Zu Content springen

Trade Republic lockt mit zweistelliger Rendite – Profi entlarvt Haken

Mein Experten-Interview zu Private Equity ELTIFs für Privatanleger in der Berliner Morgenpost

Berliner Morgenpost

(Hervorhebungen von mir hinzugefügt)

Private-Equity-Fonds locken mit hohen Renditen, doch Profis warnen vor Risiken.
Wie realistisch sind 12 Prozent bei Trade Republic wirklich?

Von Hannah Ritzmann, Redakteurin für Finanzen
14.12.2025, 06:04 Uhr

Zwölf Prozent Zielrendite pro Jahr – mit diesem Versprechen werben Neobroker wie Trade Republic für Private-Equity-Fonds, die seit geraumer Zeit auch Kleinanlegern offenstehen. Mit ihnen können Trade-Republic-Kunden in Firmen und Projekte investieren, die nicht an der Börse gehandelt werden. Dazu gehören mittelständische Unternehmen, Solarparks und Infrastrukturprojekte.

Doch wie realistisch ist die beworbene Zielrendite tatsächlich und worauf sollten Investoren achten?

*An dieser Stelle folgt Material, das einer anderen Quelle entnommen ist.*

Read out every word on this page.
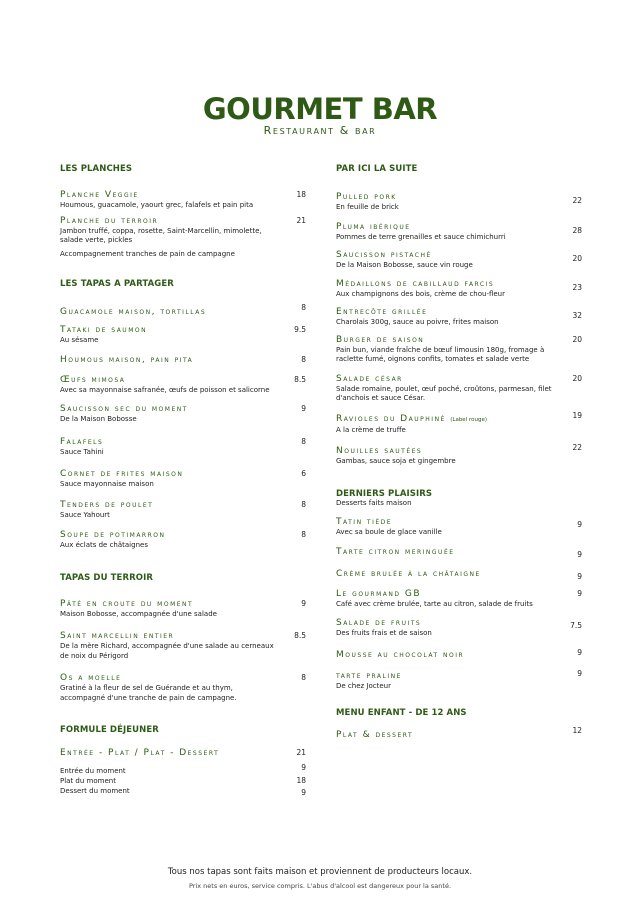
GOURMET BAR
Restaurant & bar
LES PLANCHES
Planche Veggie
Houmous, guacamole, yaourt grec, falafels et pain pita
18
Planche du terroir
Jambon truffé, coppa, rosette, Saint-Marcellin, mimolette, salade verte, pickles
21
Accompagnement tranches de pain de campagne
LES TAPAS A PARTAGER
Guacamole maison, tortillas	8
Tataki de saumon
Au sésame
9.5
Houmous maison, pain pita	8
Œufs mimosa
Avec sa mayonnaise safranée, œufs de poisson et salicorne
8.5
Saucisson sec du moment
De la Maison Bobosse
9
Falafels
Sauce Tahini
8
Cornet de frites maison
Sauce mayonnaise maison
6
Tenders de poulet
Sauce Yahourt
8
Soupe de potimarron
Aux éclats de châtaignes
8
TAPAS DU TERROIR
Pâté en croute du moment
Maison Bobosse, accompagnée d'une salade
9
Saint marcellin entier
De la mère Richard, accompagnée d'une salade au cerneaux de noix du Périgord
8.5
Os a moelle
Gratiné à la fleur de sel de Guérande et au thym, accompagné d'une tranche de pain de campagne.
8
FORMULE DÉJEUNER
Entrée - Plat / Plat - Dessert	21
Entrée du moment	9
Plat du moment	18
Dessert du moment	9
PAR ICI LA SUITE
Pulled pork
En feuille de brick
22
Pluma ibérique
Pommes de terre grenailles et sauce chimichurri
28
Saucisson pistaché
De la Maison Bobosse, sauce vin rouge
20
Médaillons de cabillaud farcis
Aux champignons des bois, crème de chou-fleur
23
Entrecôte grillée
Charolais 300g, sauce au poivre, frites maison
32
Burger de saison
Pain bun, viande fraîche de bœuf limousin 180g, fromage à raclette fumé, oignons confits, tomates et salade verte
20
Salade césar
Salade romaine, poulet, œuf poché, croûtons, parmesan, filet d'anchois et sauce César.
20
Ravioles du Dauphiné (Label rouge)
A la crème de truffe
19
Nouilles sautées
Gambas, sauce soja et gingembre
22
DERNIERS PLAISIRS
Desserts faits maison
Tatin tiède
Avec sa boule de glace vanille
9
Tarte citron meringuée	9
Crème brulée à la châtaigne	9
Le gourmand GB
Café avec crème brulée, tarte au citron, salade de fruits
9
Salade de fruits
Des fruits frais et de saison
7.5
Mousse au chocolat noir	9
tarte praline
De chez Jocteur
9
MENU ENFANT - DE 12 ANS
Plat & dessert	12
Tous nos tapas sont faits maison et proviennent de producteurs locaux.
Prix nets en euros, service compris. L'abus d'alcool est dangereux pour la santé.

Wir haben bei Finanz-Profis nachgefragt. Dabei zeigt sich: Die Fonds sind nicht für jeden geeignet.

Private-Equity-Fonds: Was ist das?

Ein Private-Equity-Fonds (PE-Fonds) ist ein professionell verwalteter Investmentfonds. Das Fondsmanagement sammelt Geld von institutionellen Investoren (zum Beispiel Versicherungen, Pensionskassen) oder Privatpersonen ein, um Unternehmen zu kaufen, zu restrukturieren oder weiterzuentwickeln. Private Equity bedeutet wörtlich: „privates Eigenkapital“ – also Beteiligungen an Firmen, die nicht an der Börse gehandelt werden.

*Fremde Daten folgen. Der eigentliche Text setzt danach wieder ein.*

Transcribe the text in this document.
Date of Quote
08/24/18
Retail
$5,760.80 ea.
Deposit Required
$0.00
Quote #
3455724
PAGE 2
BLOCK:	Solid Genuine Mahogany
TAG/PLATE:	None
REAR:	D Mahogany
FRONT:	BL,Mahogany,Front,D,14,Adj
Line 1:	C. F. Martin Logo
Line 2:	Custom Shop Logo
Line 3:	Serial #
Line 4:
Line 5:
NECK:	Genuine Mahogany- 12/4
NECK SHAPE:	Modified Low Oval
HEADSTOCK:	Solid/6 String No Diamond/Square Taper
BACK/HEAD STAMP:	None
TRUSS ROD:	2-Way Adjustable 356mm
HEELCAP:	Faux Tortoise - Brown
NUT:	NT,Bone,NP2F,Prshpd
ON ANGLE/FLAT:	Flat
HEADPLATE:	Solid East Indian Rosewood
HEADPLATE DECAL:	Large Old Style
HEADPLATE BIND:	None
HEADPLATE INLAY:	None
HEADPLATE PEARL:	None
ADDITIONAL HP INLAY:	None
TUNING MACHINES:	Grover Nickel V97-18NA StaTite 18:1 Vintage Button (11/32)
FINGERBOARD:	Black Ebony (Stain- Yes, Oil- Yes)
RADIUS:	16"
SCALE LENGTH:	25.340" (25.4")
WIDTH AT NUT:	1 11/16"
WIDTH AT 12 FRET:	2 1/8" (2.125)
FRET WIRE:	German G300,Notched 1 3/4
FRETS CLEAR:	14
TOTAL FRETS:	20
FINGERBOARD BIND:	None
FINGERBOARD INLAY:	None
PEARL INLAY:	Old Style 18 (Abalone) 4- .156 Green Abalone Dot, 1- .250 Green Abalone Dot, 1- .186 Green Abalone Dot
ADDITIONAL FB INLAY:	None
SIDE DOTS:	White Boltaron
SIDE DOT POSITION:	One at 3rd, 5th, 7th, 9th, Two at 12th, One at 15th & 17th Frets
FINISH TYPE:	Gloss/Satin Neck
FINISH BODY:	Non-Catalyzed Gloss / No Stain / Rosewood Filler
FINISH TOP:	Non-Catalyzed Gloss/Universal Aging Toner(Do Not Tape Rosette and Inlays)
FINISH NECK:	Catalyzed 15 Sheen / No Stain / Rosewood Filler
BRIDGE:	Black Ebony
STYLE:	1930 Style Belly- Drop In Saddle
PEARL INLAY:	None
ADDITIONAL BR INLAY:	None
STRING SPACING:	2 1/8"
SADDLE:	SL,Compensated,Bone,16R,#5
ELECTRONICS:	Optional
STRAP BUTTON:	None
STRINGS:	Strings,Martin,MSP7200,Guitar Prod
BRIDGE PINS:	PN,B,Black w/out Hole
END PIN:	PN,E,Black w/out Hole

Diese Anlageklasse war lange Zeit aufgrund hoher Einstiegsbeträge nur Vermögenden oder institutionellen Investoren zugänglich. Eine neue Regelung der Europäischen Union zu „European Long-Term Investment Funds“ (ELTIFs) hat das aber 2024 geändert. Seitdem können auch Kleinanleger in solche Fonds einsteigen.

Private Equity über Trade Republic: Sind 12 Prozent Rendite realistisch? Klare Ansage

Konkret können Anglerinnen und Anleger bei Trade Republic nun zwischen zwei Private-Equity-Fonds wählen: dem Apollo (ISIN: LU3170240538) und dem EQT (ISIN: LU3176111881). Als Zielrendite nennt der Neobroker zwölf Prozent. Laut Trade Republic basieren diese Angabe auf der durchschnittlichen Zielrendite ähnlicher Fonds.

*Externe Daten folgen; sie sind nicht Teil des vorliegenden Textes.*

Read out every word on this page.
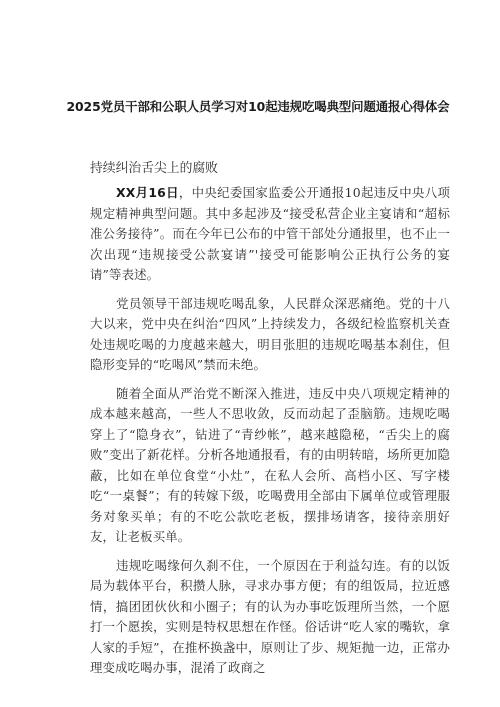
2025党员干部和公职人员学习对10起违规吃喝典型问题通报心得体会

持续纠治舌尖上的腐败

XX月16日，中央纪委国家监委公开通报10起违反中央八项规定精神典型问题。其中多起涉及“接受私营企业主宴请和“超标准公务接待”。而在今年已公布的中管干部处分通报里，也不止一次出现“违规接受公款宴请”'接受可能影响公正执行公务的宴请”等表述。

党员领导干部违规吃喝乱象，人民群众深恶痛绝。党的十八大以来，党中央在纠治“四风”上持续发力，各级纪检监察机关查处违规吃喝的力度越来越大，明目张胆的违规吃喝基本刹住，但隐形变异的“吃喝风”禁而未绝。

随着全面从严治党不断深入推进，违反中央八项规定精神的成本越来越高，一些人不思收敛，反而动起了歪脑筋。违规吃喝穿上了“隐身衣”，钻进了“青纱帐”，越来越隐秘，“舌尖上的腐败”变出了新花样。分析各地通报看，有的由明转暗，场所更加隐蔽，比如在单位食堂“小灶”，在私人会所、高档小区、写字楼吃“一桌餐”；有的转嫁下级，吃喝费用全部由下属单位或管理服务对象买单；有的不吃公款吃老板，摆排场请客，接待亲朋好友，让老板买单。

违规吃喝缘何久刹不住，一个原因在于利益勾连。有的以饭局为载体平台，积攒人脉，寻求办事方便；有的组饭局，拉近感情，搞团团伙伙和小圈子；有的认为办事吃饭理所当然，一个愿打一个愿挨，实则是特权思想在作怪。俗话讲“吃人家的嘴软，拿人家的手短”，在推杯换盏中，原则让了步、规矩抛一边，正常办理变成吃喝办事，混淆了政商之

Kay Gallus von der Investmentgesellschaft HQ Trust, räumt ein: „Historische Daten zeigen, dass solche Renditen in der Vergangenheit durchaus realistisch waren.“ Die Investmentgesellschaft betreut sowohl institutionelle als auch sehr vermögende Kunden. Doch er betont: „Anleger sollten allerdings nicht vergessen, dass es sich hierbei um Durchschnittswerte handelt.“ Die Zahlen können von Jahr zu Jahr erheblich abweichen.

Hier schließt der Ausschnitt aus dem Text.